Carson Blair, C, Midland

Blair was signed by the A’s as a minor league free agent during the off-season. A 2008 pick out of high school by the Boston Red Sox, Blair developed slowly in the Boston chain, reaching Double-A for the first time last season – his seventh in professional baseball. Blair made the most of his time in Double-A last year, posting a 920 OPS in 17 games. He has continued that level of offensive production with Midland this season. Blair currently has a .286/.423/.481 line in 27 games for the RockHounds. He strikes out a lot, but he also draws a lot of walks and has shown some power. Blair is still developing defensively, but if he can show improvement behind the plate, he should be in a good position to reach Triple-A this season.

Nate Long, SP, Midland

Long was arguably the MVP of the Midland pitching staff last season.
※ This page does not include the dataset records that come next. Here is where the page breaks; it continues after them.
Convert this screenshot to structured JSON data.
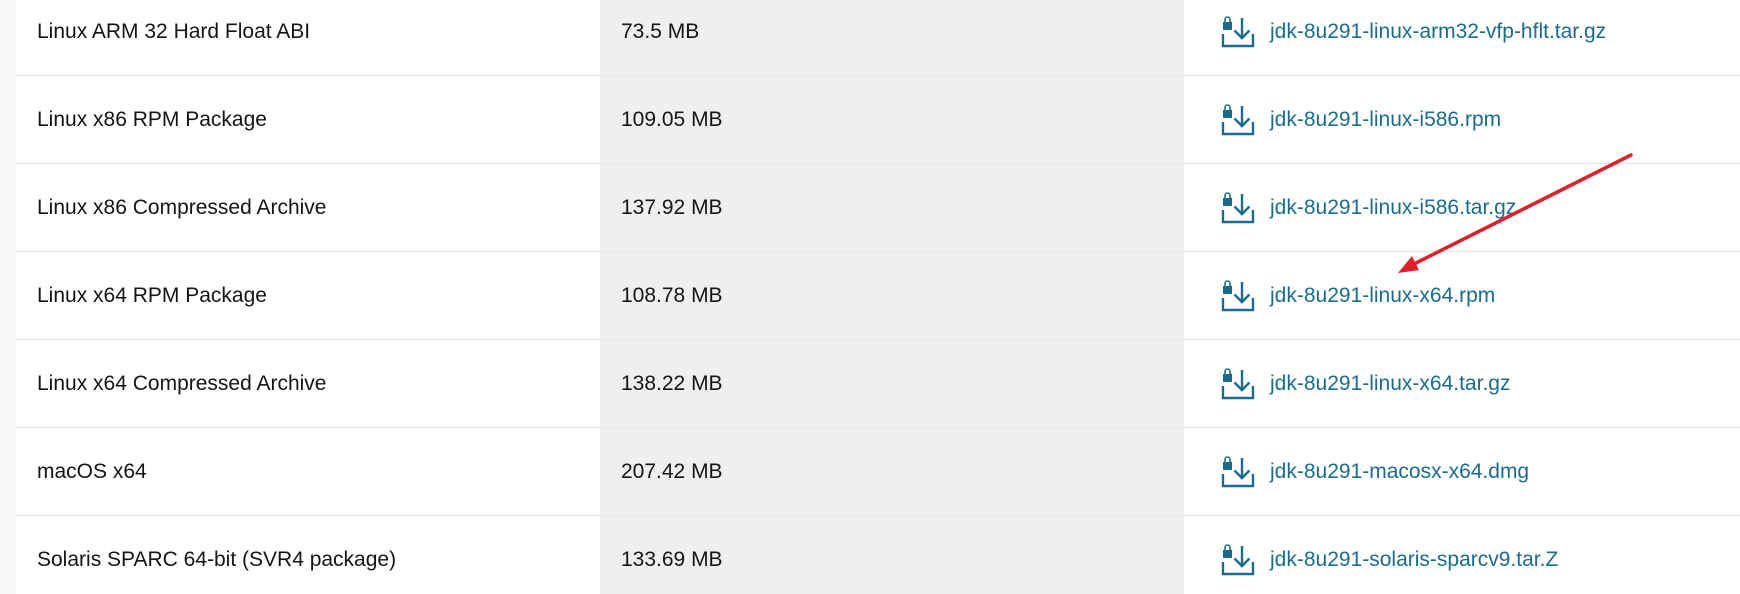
{
  "table": {
    "rows": [
      {
        "product": "Linux ARM 32 Hard Float ABI",
        "size": "73.5 MB",
        "file": "jdk-8u291-linux-arm32-vfp-hflt.tar.gz"
      },
      {
        "product": "Linux x86 RPM Package",
        "size": "109.05 MB",
        "file": "jdk-8u291-linux-i586.rpm"
      },
      {
        "product": "Linux x86 Compressed Archive",
        "size": "137.92 MB",
        "file": "jdk-8u291-linux-i586.tar.gz"
      },
      {
        "product": "Linux x64 RPM Package",
        "size": "108.78 MB",
        "file": "jdk-8u291-linux-x64.rpm"
      },
      {
        "product": "Linux x64 Compressed Archive",
        "size": "138.22 MB",
        "file": "jdk-8u291-linux-x64.tar.gz"
      },
      {
        "product": "macOS x64",
        "size": "207.42 MB",
        "file": "jdk-8u291-macosx-x64.dmg"
      },
      {
        "product": "Solaris SPARC 64-bit (SVR4 package)",
        "size": "133.69 MB",
        "file": "jdk-8u291-solaris-sparcv9.tar.Z"
      }
    ]
  },
  "icons": {
    "download": "lock-download-icon"
  },
  "colors": {
    "link": "#1d6b8c",
    "text": "#161513",
    "size_column_bg": "#f0efed",
    "annotation_arrow": "#e0202a"
  }
}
At the very least, he was the heart-and-soul of that staff. A reliever on Opening Day, Long moved to the rotation and gave Midland 150 regular season innings of 3.18 ERA pitching and then threw well in the post-season. Long did get a cameo in Triple-A earlier this year, making one start, but he deserves a longer look. The Texas League isn’t providing much of a challenge for Long so far this year. His command has been a bit shaky at times, but he still has a 2.31 ERA and a .210 BAA in 39 innings. He has struck-out 33 and walked 16. Over his last five starts, Long has gone at least six innings and he had one eight-inning outing.

Colin Walsh, UT, Midland

Walsh was signed by the A’s last season as a fill-in for Addison Russell in Midland when Russell went down with a hamstring injury. Thanks to other injuries and roster movement, Walsh wound up spending most of last season in Triple-A and he did a good job at that level. He has returned to Double-A this season and has been a consistent performer at the plate for Midland. In 37 games, he is batting .279/.400/.429 with 12 doubles and 27 walks. Walsh is versatile defensively and can play third, second, short and the outfield, although he has been exclusively at second base this season. If the A’s bring up Andy Parrino, Walsh would be a strong candidate to take Parrino’s spot in Nashville.